As MLBTR’s Mark Polishuk noted when taking inventory of every vesting option around baseball, Pérez seems likely to take home that $3MM maximum salary, with over a month remaining to get into five more games. Given his production, the club will no doubt be happy to keep cutting the checks.
While he hasn’t been quite as otherworldly in 2019 as he was last season, Pérez has been more than effective, again putting up sparkling strikeout (29.3%) and walk (6.1%) rates with run prevention numbers to match (2.83 ERA). While that production has been in short stints (he’s logged just 35 innings in those 55 games), his per-batter dominance has been a boon to a bullpen that’s been the league’s best at keeping runs off the board. There’s no doubt the 38 year-old will be happy to be back next season, as he recently told Meisel he planned to continue playing regardless of his contract status.

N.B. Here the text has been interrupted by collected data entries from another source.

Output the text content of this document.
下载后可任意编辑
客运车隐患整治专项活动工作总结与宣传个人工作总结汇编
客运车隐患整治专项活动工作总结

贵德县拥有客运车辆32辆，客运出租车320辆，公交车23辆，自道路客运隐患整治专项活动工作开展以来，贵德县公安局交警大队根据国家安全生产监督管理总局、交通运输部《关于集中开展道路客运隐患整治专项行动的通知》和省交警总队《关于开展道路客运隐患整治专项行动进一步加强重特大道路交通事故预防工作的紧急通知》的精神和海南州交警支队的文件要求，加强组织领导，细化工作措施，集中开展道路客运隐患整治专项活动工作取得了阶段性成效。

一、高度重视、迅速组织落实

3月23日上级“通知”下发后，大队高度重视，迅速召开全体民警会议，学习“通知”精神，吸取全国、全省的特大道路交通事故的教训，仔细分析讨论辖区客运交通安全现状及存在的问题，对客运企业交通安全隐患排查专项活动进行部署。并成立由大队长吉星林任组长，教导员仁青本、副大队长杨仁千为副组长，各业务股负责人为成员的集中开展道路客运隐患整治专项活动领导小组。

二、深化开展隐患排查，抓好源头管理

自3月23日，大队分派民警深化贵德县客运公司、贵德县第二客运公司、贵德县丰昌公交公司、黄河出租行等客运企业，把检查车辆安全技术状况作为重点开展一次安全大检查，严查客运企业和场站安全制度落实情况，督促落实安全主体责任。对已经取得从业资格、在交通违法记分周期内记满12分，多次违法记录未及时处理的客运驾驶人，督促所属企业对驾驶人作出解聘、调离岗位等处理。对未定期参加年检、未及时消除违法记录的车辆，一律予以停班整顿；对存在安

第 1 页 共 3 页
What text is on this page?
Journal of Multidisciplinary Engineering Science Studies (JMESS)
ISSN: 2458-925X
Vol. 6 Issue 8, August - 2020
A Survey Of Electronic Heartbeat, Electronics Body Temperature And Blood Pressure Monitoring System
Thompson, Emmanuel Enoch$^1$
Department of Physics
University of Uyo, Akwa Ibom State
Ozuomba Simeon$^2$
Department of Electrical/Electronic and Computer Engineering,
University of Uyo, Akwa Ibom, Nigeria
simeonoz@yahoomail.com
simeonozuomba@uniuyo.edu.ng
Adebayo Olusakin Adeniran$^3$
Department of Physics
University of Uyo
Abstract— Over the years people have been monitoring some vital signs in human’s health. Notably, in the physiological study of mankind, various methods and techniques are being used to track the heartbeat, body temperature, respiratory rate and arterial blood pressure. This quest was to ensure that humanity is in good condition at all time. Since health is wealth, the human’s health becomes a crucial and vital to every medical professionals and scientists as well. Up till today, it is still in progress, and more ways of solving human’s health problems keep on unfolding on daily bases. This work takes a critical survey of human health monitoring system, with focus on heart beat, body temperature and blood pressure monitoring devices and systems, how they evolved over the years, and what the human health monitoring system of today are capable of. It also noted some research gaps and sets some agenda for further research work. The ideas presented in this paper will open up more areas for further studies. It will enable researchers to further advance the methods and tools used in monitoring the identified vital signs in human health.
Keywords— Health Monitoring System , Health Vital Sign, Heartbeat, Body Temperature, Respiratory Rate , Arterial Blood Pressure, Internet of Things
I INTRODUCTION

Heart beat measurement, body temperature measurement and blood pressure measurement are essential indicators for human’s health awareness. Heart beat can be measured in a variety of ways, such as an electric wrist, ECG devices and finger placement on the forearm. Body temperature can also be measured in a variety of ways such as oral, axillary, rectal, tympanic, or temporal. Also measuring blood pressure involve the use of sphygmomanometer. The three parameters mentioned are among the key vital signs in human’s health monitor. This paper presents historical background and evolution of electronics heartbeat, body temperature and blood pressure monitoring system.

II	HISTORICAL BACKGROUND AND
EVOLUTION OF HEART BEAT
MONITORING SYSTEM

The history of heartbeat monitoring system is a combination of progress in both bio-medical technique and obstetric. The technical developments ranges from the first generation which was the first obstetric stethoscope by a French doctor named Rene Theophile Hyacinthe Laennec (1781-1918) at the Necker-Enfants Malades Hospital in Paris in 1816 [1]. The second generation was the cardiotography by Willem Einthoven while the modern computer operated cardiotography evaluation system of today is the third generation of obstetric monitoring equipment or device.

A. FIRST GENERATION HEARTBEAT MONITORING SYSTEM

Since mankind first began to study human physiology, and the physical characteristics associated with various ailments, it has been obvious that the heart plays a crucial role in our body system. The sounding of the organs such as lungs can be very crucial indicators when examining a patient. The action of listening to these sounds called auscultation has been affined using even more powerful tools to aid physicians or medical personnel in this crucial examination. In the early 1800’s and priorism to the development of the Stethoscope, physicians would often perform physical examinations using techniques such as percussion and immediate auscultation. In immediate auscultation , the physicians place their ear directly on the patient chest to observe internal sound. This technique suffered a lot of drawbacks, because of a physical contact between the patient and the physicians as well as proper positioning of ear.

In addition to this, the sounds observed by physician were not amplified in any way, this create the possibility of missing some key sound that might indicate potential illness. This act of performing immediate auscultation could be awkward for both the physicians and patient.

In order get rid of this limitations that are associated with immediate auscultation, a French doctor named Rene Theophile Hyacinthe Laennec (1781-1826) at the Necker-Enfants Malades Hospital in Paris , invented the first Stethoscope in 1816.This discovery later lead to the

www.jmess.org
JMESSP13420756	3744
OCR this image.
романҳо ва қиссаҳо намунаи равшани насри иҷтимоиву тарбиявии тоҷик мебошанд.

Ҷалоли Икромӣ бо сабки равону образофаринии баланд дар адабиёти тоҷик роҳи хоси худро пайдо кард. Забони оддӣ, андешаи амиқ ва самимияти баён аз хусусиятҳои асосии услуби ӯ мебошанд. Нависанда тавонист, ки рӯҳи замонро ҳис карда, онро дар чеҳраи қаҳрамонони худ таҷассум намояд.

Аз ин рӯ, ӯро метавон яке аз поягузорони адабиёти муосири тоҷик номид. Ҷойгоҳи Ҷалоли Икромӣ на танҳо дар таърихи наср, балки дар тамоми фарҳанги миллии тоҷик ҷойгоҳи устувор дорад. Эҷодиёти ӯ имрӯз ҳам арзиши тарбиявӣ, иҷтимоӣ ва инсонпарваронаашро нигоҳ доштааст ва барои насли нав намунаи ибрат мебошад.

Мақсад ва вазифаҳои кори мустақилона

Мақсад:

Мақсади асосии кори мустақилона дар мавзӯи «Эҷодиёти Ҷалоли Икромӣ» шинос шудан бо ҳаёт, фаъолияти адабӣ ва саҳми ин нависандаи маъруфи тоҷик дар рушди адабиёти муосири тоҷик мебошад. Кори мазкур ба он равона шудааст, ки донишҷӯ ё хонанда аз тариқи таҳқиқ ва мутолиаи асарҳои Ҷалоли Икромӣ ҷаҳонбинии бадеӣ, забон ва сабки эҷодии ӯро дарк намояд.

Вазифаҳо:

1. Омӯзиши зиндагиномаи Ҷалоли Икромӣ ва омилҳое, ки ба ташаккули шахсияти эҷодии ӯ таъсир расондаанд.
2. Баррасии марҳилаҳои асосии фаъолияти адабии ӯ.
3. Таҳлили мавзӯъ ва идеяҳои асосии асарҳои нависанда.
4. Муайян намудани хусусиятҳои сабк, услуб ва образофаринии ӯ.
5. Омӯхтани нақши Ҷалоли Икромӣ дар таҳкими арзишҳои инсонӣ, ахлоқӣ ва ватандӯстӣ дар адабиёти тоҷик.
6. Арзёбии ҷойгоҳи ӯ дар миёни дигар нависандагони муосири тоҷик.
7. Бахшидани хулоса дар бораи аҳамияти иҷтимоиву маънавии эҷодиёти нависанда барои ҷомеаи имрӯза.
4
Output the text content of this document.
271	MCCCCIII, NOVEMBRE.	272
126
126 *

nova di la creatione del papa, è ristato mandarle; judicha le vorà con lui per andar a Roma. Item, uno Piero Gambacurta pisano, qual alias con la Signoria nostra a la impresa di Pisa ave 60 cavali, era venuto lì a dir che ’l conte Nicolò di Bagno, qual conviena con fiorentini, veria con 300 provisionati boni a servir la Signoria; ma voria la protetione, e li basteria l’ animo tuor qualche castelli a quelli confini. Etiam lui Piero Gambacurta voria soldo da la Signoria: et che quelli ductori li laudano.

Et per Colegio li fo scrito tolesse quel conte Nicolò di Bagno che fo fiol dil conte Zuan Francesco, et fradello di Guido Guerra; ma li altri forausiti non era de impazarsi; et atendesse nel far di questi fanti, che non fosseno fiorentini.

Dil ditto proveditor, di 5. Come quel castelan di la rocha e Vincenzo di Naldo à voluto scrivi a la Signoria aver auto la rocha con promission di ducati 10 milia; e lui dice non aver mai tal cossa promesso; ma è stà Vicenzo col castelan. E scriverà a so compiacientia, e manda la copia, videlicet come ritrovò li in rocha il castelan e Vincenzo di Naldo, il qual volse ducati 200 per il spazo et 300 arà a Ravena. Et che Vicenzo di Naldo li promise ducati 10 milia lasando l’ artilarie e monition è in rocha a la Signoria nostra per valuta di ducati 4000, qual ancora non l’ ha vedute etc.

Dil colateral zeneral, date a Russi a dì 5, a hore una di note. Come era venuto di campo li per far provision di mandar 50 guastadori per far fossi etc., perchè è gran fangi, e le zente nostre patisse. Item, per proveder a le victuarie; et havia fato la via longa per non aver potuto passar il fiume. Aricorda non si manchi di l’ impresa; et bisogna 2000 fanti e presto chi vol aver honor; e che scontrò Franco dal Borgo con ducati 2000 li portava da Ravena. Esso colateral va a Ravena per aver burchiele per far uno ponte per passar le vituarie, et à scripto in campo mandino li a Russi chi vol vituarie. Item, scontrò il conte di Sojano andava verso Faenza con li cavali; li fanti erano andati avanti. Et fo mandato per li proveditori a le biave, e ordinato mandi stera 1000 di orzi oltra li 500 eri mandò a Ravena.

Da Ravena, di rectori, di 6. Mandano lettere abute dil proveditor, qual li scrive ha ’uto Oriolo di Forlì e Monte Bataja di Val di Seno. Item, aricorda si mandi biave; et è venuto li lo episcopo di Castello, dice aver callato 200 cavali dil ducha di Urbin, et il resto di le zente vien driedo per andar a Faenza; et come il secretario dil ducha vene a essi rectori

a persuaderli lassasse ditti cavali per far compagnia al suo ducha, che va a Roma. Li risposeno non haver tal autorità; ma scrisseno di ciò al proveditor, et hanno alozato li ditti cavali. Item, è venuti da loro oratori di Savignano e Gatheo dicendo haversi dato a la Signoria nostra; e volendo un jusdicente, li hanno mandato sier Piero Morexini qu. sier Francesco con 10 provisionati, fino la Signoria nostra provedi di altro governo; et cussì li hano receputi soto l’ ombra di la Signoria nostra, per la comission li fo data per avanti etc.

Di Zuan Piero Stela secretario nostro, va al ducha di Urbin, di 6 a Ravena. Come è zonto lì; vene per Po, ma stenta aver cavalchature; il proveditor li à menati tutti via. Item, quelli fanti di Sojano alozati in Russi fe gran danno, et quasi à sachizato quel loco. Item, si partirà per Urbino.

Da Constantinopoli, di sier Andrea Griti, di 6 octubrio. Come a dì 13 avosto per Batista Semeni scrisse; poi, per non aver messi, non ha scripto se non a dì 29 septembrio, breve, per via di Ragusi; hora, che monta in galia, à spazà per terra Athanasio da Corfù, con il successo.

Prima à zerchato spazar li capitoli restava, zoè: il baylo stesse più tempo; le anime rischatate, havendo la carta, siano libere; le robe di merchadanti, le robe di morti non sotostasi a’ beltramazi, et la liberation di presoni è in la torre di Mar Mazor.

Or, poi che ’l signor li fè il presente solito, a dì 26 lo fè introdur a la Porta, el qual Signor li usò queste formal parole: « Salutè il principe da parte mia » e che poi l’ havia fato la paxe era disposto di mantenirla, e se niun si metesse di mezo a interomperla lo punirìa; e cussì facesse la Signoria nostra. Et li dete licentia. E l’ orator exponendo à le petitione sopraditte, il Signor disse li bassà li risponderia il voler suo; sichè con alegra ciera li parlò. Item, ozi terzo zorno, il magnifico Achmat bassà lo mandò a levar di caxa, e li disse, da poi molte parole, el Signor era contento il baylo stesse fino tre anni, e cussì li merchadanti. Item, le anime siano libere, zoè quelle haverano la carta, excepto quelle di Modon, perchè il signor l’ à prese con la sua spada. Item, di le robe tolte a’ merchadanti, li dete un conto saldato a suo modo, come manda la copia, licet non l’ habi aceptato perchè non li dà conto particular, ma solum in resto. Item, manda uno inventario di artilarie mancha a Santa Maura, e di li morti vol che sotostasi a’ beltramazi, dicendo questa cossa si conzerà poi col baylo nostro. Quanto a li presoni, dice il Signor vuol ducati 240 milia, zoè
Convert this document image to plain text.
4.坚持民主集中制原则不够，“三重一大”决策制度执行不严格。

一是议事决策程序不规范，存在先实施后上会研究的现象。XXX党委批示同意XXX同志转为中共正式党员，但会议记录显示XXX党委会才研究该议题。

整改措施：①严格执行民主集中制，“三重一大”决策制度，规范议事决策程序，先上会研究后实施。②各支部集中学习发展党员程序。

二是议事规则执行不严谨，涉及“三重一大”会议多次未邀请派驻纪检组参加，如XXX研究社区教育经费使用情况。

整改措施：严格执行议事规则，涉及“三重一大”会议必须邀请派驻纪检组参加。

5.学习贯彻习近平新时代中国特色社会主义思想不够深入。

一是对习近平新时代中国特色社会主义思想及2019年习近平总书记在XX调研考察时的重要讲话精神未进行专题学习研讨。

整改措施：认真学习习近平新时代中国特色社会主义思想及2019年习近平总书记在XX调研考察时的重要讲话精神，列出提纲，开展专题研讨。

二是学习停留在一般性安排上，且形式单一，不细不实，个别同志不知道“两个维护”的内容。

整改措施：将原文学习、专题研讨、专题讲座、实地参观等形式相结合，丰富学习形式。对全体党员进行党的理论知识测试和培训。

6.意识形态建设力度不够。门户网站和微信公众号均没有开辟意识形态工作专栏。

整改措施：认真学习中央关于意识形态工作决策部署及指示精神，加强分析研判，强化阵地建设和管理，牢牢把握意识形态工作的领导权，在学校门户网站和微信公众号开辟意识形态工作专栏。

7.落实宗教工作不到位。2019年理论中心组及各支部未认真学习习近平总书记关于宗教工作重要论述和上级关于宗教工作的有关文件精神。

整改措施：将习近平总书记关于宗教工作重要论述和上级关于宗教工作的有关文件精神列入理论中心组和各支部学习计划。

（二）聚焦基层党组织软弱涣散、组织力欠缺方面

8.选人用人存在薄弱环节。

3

If there’s any reason for concerns about this development, it could be that pitchers with Pérez’s skillset will be diminished by the forthcoming three-batter minimum for relief pitchers. Left-on-left specialists, particularly, seem most threatened by the rule, which is likely to kick off in 2020 and could enable opposing managers to stack their lineup with opposite-handed pinch hitters to put the pitcher at a platoon disadvantage. While Pérez handled right-handers reasonably well between 2017-2018, they’ve teed off on him this season, and pitchers as reliant on a slider as Pérez is tend to have sizable platoon splits.
That said, $2.75MM (or $3MM) remains a reasonable price to pay for a pitcher who’s been so effective in his time in Cleveland. In pursuit of a playoff spot, whether it be the AL Central or Wild Card game, expect Terry Francona to lean heavily on the wily southpaw down the stretch.